What does it mean to belong? When something belongs to someone, it means that person has ownership or title to it. When something belongs to a place, it means that it is accepted there, often making its home there. But I’ve come to think belonging is much more than that after two weeks down under.
On this trip, I was able to visit two museums with significant exhibits of Aboriginal Australians—the Australian Museum in Sydney and the National Museum in Canberra-—as well as a smaller exhibit at the Tasmanian Museum and Art Gallery. They all had well done and provocative presentations. I also started reading Every hill got a story, which presents translations of interviews with the people of Central Australia. Over and over again I saw stories of belonging, of people who belong to land. It is a fierce and deep sentiment among the Aborigines.

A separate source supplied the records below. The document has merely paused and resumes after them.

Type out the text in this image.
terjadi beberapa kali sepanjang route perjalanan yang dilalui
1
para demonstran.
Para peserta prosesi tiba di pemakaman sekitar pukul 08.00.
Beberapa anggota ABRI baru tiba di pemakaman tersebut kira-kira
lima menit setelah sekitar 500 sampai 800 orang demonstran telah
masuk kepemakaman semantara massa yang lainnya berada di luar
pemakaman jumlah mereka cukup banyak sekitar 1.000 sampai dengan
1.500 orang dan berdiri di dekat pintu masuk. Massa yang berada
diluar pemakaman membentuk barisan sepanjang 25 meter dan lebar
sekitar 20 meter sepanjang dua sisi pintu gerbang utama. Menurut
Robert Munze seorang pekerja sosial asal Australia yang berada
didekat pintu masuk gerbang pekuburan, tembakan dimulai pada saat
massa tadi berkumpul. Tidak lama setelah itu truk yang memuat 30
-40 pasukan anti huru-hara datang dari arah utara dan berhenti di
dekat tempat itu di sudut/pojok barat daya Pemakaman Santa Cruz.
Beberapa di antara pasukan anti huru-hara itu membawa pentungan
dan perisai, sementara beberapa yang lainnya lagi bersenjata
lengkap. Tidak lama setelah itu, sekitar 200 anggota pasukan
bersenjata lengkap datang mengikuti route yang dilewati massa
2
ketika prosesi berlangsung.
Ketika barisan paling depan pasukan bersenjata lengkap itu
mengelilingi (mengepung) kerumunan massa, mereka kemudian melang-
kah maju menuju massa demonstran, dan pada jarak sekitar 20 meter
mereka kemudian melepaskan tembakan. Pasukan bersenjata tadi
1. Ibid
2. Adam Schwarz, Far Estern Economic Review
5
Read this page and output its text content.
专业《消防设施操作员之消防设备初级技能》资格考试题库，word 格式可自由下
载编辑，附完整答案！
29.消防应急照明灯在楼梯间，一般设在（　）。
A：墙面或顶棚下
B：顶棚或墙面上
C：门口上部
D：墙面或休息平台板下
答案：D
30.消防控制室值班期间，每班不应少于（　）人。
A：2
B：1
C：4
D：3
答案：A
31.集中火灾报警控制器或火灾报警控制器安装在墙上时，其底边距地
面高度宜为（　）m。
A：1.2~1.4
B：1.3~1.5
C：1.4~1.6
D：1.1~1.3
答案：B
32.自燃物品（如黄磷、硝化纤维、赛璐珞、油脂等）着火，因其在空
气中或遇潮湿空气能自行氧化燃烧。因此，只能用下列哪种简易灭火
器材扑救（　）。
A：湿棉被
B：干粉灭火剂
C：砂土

I say ‘belong to the land’ intentionally for two reasons. First, there is the history of settler colonialism that often forced the relocation of Aboriginal people. They have struggled long and hard to gain recognition as rightful residents of the land, which was finally recognised in 1977 with the Aboriginal Land Rights Act. Second, there is Aboriginal understanding of belonging. I came to realise that before a Western system of ownership was put in place, the Aboriginal people would not have claimed to be dispossessed of the land by whites, because they would never have claimed to own it. Instead, they belong to the land. It is so much more than ownership. They are the stewards of it; they are the ones who have been given the task to care for it since time immemorial.
The first section of the book Every hill got a story is called “We know every rock in the country – belonging to country”. Country is used without an article—it is not “the country” or “a country”, but just country. In the National Museum’s First Australians exhibit, country is defined as
the land, water, sky, plants, animals, sites and ancestors of a particular place. Created by Dreaming ancestors, it is looked after by their human descendants. People have rights and responsibility in their country, which provides both a spiritual identity and an economic based for survival. Country is sacred. Country is life.
Country is more than land and it is more than something that can be owned.
As I read through the stories, what I sensed is a people who walk the land, who know the places through stories, and who believe their duty is to care for their country and the stories that make it. The Aboriginal stories and country are intertwined in a way that is so much more than standard narratives of place. Country cannot exist without stories. Yet these are not unchanging stories. If you carefully read them, you see that the people have incorporated introduced animals like rabbits, horses, and camels into their lives and adopted technologies like glass in place of stone.
I had the privilege of visiting the studio of artist Mandy Martin, who with her husband Guy Fitzhardinge, are working with Aboriginal people. Mandy showed us some to the art that the Aboriginal community has been producing in order to tell their environmental stories. Some of the stories had the new things as threatening; others showed them as part of everyday life. All of them invoked a real sense of a relationship with the nonhuman and a sense belonging to country.
Thinking now about the nonhuman objects of my research project, if we say that an animal species belongs somewhere, what are we really saying? Or what about the converse, when we say an animal doesn’t belong?
Perhaps we should conceptualise belonging as to be one with. That’s how it is with the first people of Australia—they are one with. When the beaver reintroduction is proposed, it is because the beaver is understood to be one with the land in Sweden. When muskoxen are excluded from protection and listed as an alien species in Norway it is because they are not one with country. In these examples the quality of integration is so much deeper than a physical presence or even a history. Their belonging, however, is not left up to the animals—the humans are deciding it for them. Therefore how we make those decisions of whether or not an animal is one with country matters. We need to begin critically examining how decisions about nonhuman belonging are based upon certain ideas of the past, ideas about Western science, desires for human benefit, and emotions. Embracing our own role as custodians of country, as a people who belong, makes us responsible to tell the stories of country.